As legislation looms in Arizona, voters need to say ‘show me the money’ and ‘what are the real costs?’
Efforts to legalize marijuana in Arizona this fall are currently focused on touting the revenue it would create for education.
Whether or not that money is really going to improve education is a key concern. The other is this: People seem to think marijuana is the answer to school funding — but not that long ago, school districts nationwide seemed appalled at taking money from soda machine revenues.
The effort is polling badly, said Dr. Kevin Sabet, president of the nonprofit group Smart Approaches to Marijuana (SAM Action), which is dedicated to defeating recreational pot initiatives. Sabet said the effort has barely more than 40 percent support.
“People are seeing through the smoke and mirrors — that pot legalization brings far more costs than benefits, in the form of car accidents, emergency room admissions from pot edibles, school drop outs, and other costs,” Sabet told LifeZette. “The Arizona initiative would commercialize pot candies, high THC concentrates, and other items marketable to young people.”
We’ve seen how poorly legalization has gone in Colorado, where money is not building new schools or helping the education system, he said. “In fact, they are experiencing more problems since legalization.”
Taxes Laid Bare
In Colorado, there is a 15 percent excise tax, a 10 percent special sales tax that goes to state and local governments, and a 2.9 percent state sales tax on recreational marijuana. For medical marijuana, there is a 2.9 percent state sales tax.
Pro-legalization efforts claim Colorado was successful in giving money to education. In 2014, the state collected about $87.3 million in taxes, licenses, and fees. The state vowed to give the first $40 million raised by its marijuana tax to public school construction — but only about $13.6 million was collected last year for schools.
Instead, most of the Colorado marijuana tax money goes directly into the state’s general fund, not the school-construction account, according to a USA Today report.
Advocates in Arizona claim legalization will bring in an additional $40 million a year for education. They say it would come in under the Regulation and Taxation of Marijuana Act, which allows adults 21 and older to have up to 1 ounce of marijuana and grow up to six plants in their homes without obtaining licenses if the plants are in a secure area. It would entail a distribution system similar to the one in Colorado, where licensed businesses can generate and sell marijuana.
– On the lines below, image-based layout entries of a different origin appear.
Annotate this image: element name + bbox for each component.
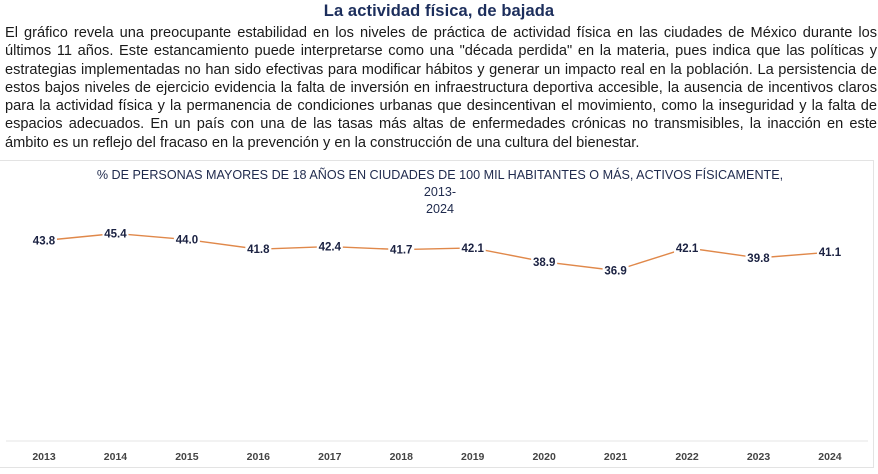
data-label-bg: [245, 242, 272, 256]
data-labels-layer: 43.8 45.4 44.0 41.8 42.4 41.7 42.1 38.9 36.9 42.1…: [31, 226, 843, 277]
data-label-2015: 44.0: [176, 235, 198, 247]
data-label-bg: [102, 226, 129, 240]
data-label-bg: [388, 242, 415, 256]
x-tick-label-2023: 2023: [747, 451, 771, 463]
chart-frame: [0, 160, 874, 468]
data-label-2024: 41.1: [819, 247, 842, 259]
data-label-2013: 43.8: [33, 235, 56, 247]
x-tick-label-2018: 2018: [390, 451, 414, 463]
data-label-2017: 42.4: [319, 242, 342, 254]
data-label-bg: [173, 232, 200, 246]
x-tick-label-2021: 2021: [604, 451, 628, 463]
x-tick-label-2016: 2016: [247, 451, 271, 463]
chart-title-line1: % DE PERSONAS MAYORES DE 18 AÑOS EN CIUD…: [96, 168, 784, 199]
x-tick-label-2015: 2015: [175, 451, 199, 463]
data-label-2018: 41.7: [390, 245, 412, 257]
data-label-bg: [745, 250, 772, 264]
data-label-bg: [816, 245, 843, 259]
data-label-bg: [602, 263, 629, 277]
data-label-bg: [316, 239, 343, 253]
x-tick-labels: 2013 2014 2015 2016 2017 2018 2019 2020 2021 2022…: [32, 451, 841, 463]
x-tick-label-2017: 2017: [318, 451, 342, 463]
data-label-2021: 36.9: [604, 265, 626, 277]
series-line: [43, 232, 831, 272]
chart-title: % DE PERSONAS MAYORES DE 18 AÑOS EN CIUD…: [80, 167, 800, 218]
series-layer: [43, 232, 831, 272]
x-tick-label-2024: 2024: [818, 451, 842, 463]
data-label-2014: 45.4: [104, 229, 127, 241]
description-paragraph: El gráfico revela una preocupante estabi…: [5, 25, 877, 151]
data-label-2022: 42.1: [676, 243, 699, 255]
data-label-bg: [31, 233, 57, 247]
data-label-bg: [531, 254, 558, 268]
data-label-2016: 41.8: [247, 244, 270, 256]
data-label-2023: 39.8: [747, 253, 770, 265]
page-title: La actividad física, de bajada: [323, 2, 555, 20]
data-label-2019: 42.1: [462, 243, 485, 255]
data-label-2020: 38.9: [533, 257, 555, 269]
x-tick-label-2019: 2019: [461, 451, 485, 463]
x-tick-label-2014: 2014: [104, 451, 128, 463]
x-tick-label-2022: 2022: [675, 451, 699, 463]
data-label-bg: [674, 240, 701, 254]
chart-title-line2: 2024: [425, 202, 455, 216]
x-tick-label-2013: 2013: [32, 451, 56, 463]
x-tick-label-2020: 2020: [532, 451, 556, 463]
data-label-bg: [459, 240, 486, 254]
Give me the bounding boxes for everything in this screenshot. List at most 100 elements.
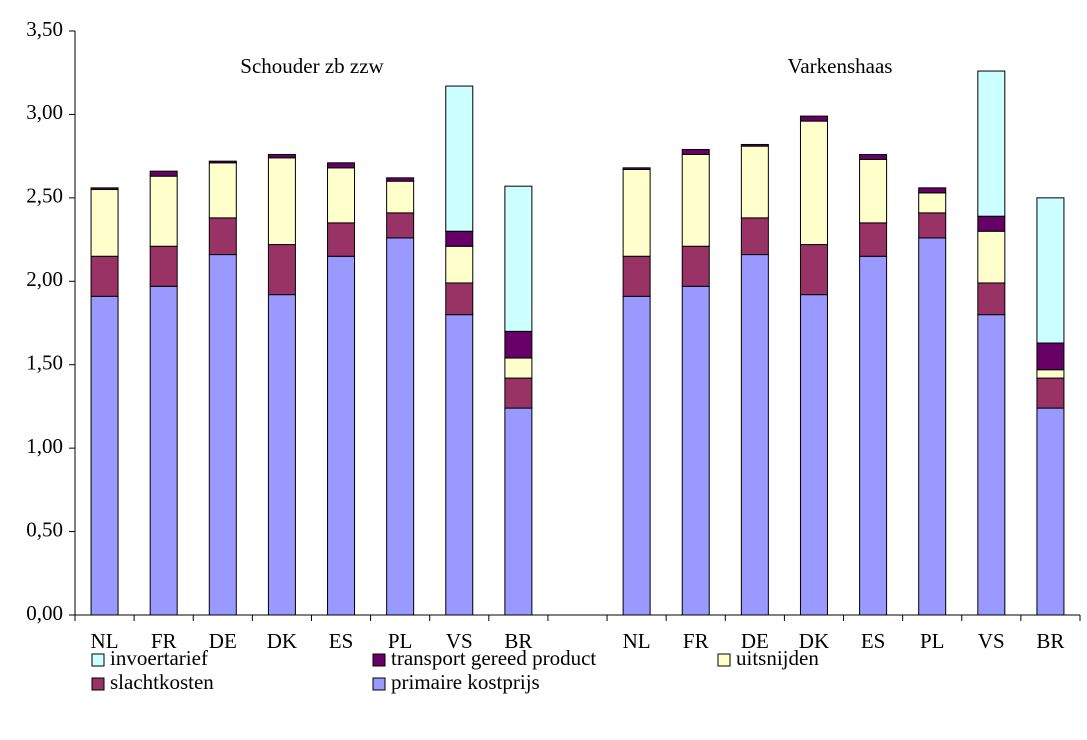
y-tick-label: 2,50 xyxy=(26,184,63,208)
x-tick-label: DK xyxy=(799,629,829,653)
bar-segment xyxy=(977,230,1006,284)
bar-segment xyxy=(622,168,651,257)
y-tick-label: 3,50 xyxy=(26,17,63,41)
bar-segment xyxy=(149,285,178,616)
x-tick-label: BR xyxy=(1036,629,1064,653)
bar-segment xyxy=(267,294,296,616)
group-label: Schouder zb zzw xyxy=(240,54,384,78)
x-tick-label: FR xyxy=(151,629,177,653)
bar-segment xyxy=(504,407,533,616)
x-tick-label: NL xyxy=(91,629,119,653)
bar-segment xyxy=(90,295,119,616)
bar-segment xyxy=(504,185,533,332)
bar-segment xyxy=(977,215,1006,232)
bar-segment xyxy=(386,180,415,214)
bar-segment xyxy=(445,245,474,284)
bar-segment xyxy=(208,254,237,616)
bar-segment xyxy=(267,244,296,296)
bar-segment xyxy=(386,177,415,182)
bar-segment xyxy=(267,153,296,159)
x-tick-label: ES xyxy=(861,629,886,653)
bar-segment xyxy=(681,153,710,247)
legend-swatch xyxy=(91,653,105,667)
x-tick-label: DE xyxy=(741,629,769,653)
bar-segment xyxy=(208,217,237,256)
bar-segment xyxy=(90,187,119,191)
bar-segment xyxy=(327,162,356,169)
y-tick-label: 0,00 xyxy=(26,601,63,625)
bar-segment xyxy=(859,222,888,257)
x-tick-label: PL xyxy=(388,629,413,653)
bar-segment xyxy=(90,189,119,257)
bar-segment xyxy=(149,175,178,247)
bar-segment xyxy=(267,157,296,246)
bar-segment xyxy=(90,255,119,297)
y-tick-label: 2,00 xyxy=(26,267,63,291)
bar-segment xyxy=(327,222,356,257)
legend-swatch xyxy=(91,677,105,691)
bar-segment xyxy=(859,153,888,160)
legend-label: transport gereed product xyxy=(391,646,596,670)
bar-segment xyxy=(149,245,178,287)
bar-segment xyxy=(859,158,888,224)
bar-segment xyxy=(799,294,828,616)
bar-segment xyxy=(622,295,651,616)
bar-segment xyxy=(918,192,947,214)
bar-segment xyxy=(386,237,415,616)
bar-segment xyxy=(918,187,947,194)
bar-segment xyxy=(977,314,1006,616)
y-tick-label: 1,50 xyxy=(26,351,63,375)
bar-segment xyxy=(208,160,237,164)
bar-segment xyxy=(445,85,474,232)
bar-segment xyxy=(740,143,769,147)
bar-segment xyxy=(327,255,356,616)
bar-segment xyxy=(740,217,769,256)
y-tick-label: 1,00 xyxy=(26,434,63,458)
legend-label: primaire kostprijs xyxy=(391,670,540,694)
bar-segment xyxy=(977,70,1006,217)
bar-segment xyxy=(445,282,474,316)
bar-segment xyxy=(859,255,888,616)
x-tick-label: VS xyxy=(446,629,473,653)
bar-segment xyxy=(799,244,828,296)
legend-swatch xyxy=(372,653,386,667)
legend-swatch xyxy=(372,677,386,691)
bar-segment xyxy=(386,212,415,239)
bar-segment xyxy=(504,377,533,409)
legend-swatch xyxy=(717,653,731,667)
legend-label: slachtkosten xyxy=(110,670,214,694)
x-tick-label: DK xyxy=(267,629,297,653)
x-tick-label: FR xyxy=(683,629,709,653)
bar-segment xyxy=(681,148,710,155)
group-label: Varkenshaas xyxy=(788,54,893,78)
bar-segment xyxy=(740,254,769,616)
x-tick-label: VS xyxy=(978,629,1005,653)
bar-segment xyxy=(740,145,769,219)
bar-segment xyxy=(799,120,828,246)
bar-segment xyxy=(208,162,237,219)
bar-segment xyxy=(1036,342,1065,371)
bar-segment xyxy=(622,167,651,170)
bar-segment xyxy=(445,314,474,616)
bar-segment xyxy=(681,245,710,287)
x-tick-label: BR xyxy=(504,629,532,653)
bar-segment xyxy=(918,212,947,239)
bar-segment xyxy=(918,237,947,616)
y-tick-label: 0,50 xyxy=(26,517,63,541)
bar-segment xyxy=(1036,197,1065,344)
bar-segment xyxy=(977,282,1006,316)
bar-segment xyxy=(1036,407,1065,616)
y-tick-label: 3,00 xyxy=(26,100,63,124)
x-tick-label: PL xyxy=(920,629,945,653)
x-tick-label: ES xyxy=(329,629,354,653)
bar-segment xyxy=(622,255,651,297)
x-tick-label: NL xyxy=(623,629,651,653)
legend-label: uitsnijden xyxy=(736,646,819,670)
bar-segment xyxy=(445,230,474,247)
legend-label: invoertarief xyxy=(110,646,208,670)
x-tick-label: DE xyxy=(209,629,237,653)
bar-segment xyxy=(504,357,533,379)
bar-segment xyxy=(327,167,356,224)
bar-segment xyxy=(504,330,533,359)
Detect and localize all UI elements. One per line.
They would then pay a 15 percent tax on recreational sales to be allocated to education (including full-day kindergarten) and public health.
Of those funds, 40 percent of taxes would go to the Department of Education for construction, maintenance, and operational costs at schools — including teacher compensation, according to The Arizona Republic. Another 40 percent would go toward a full-day kindergarten program, and the other 20 percent would go to the Department of Health Services for “unspecified uses.”
While the dollar signs appear to be what everyone is trying to sell in order to win votes, others firmly believe the dangers of legalization outweigh the perks of new school funding.
Legalizing marijuana in the state could create “social, educational and health damage that would outweigh all of the potential collected revenue,” Seth Leibsohn, chairman of Arizonans for Responsible Drug Policy, told The Arizona Republic.
Backers of recreational marijuana never talk about how to pay for the other financial consequences of legalization, said Sheila Polk, vice chair of Arizonans for Responsible Drug Policy. There are increased addiction and treatment needs, increased emergency room visits, hospitalizations that are marijuana-related, lower academic outcomes for students, and increased marijuana-related traffic fatalities, she said. There is also underemployment and unemployment, and an increase in homelessness, among other issues.
All of this is from the “new normalcy” of marijuana use.
Arizona voters need to know what they’re voting for, said Henny Lasley, a founder of the Smart Colorado initiative, which aims to protect kids’ health in that state.
“Products can include those with exceptionally high, dangerous potencies,” she noted.
“I think if you talk to teachers and principals, most will tell you marijuana has had a negative effect at school. It isn’t as if schools see pot revenue as their savior — rather, slick pro-pot pollsters know that by saying marijuana will bring in revenue, they attract key voters,” Sabet said.
“I think it won’t be too long before most of us will look at today’s effort by the pot lobby as Big Tobacco 2.0. We will regret we were taken for another ride,” he added.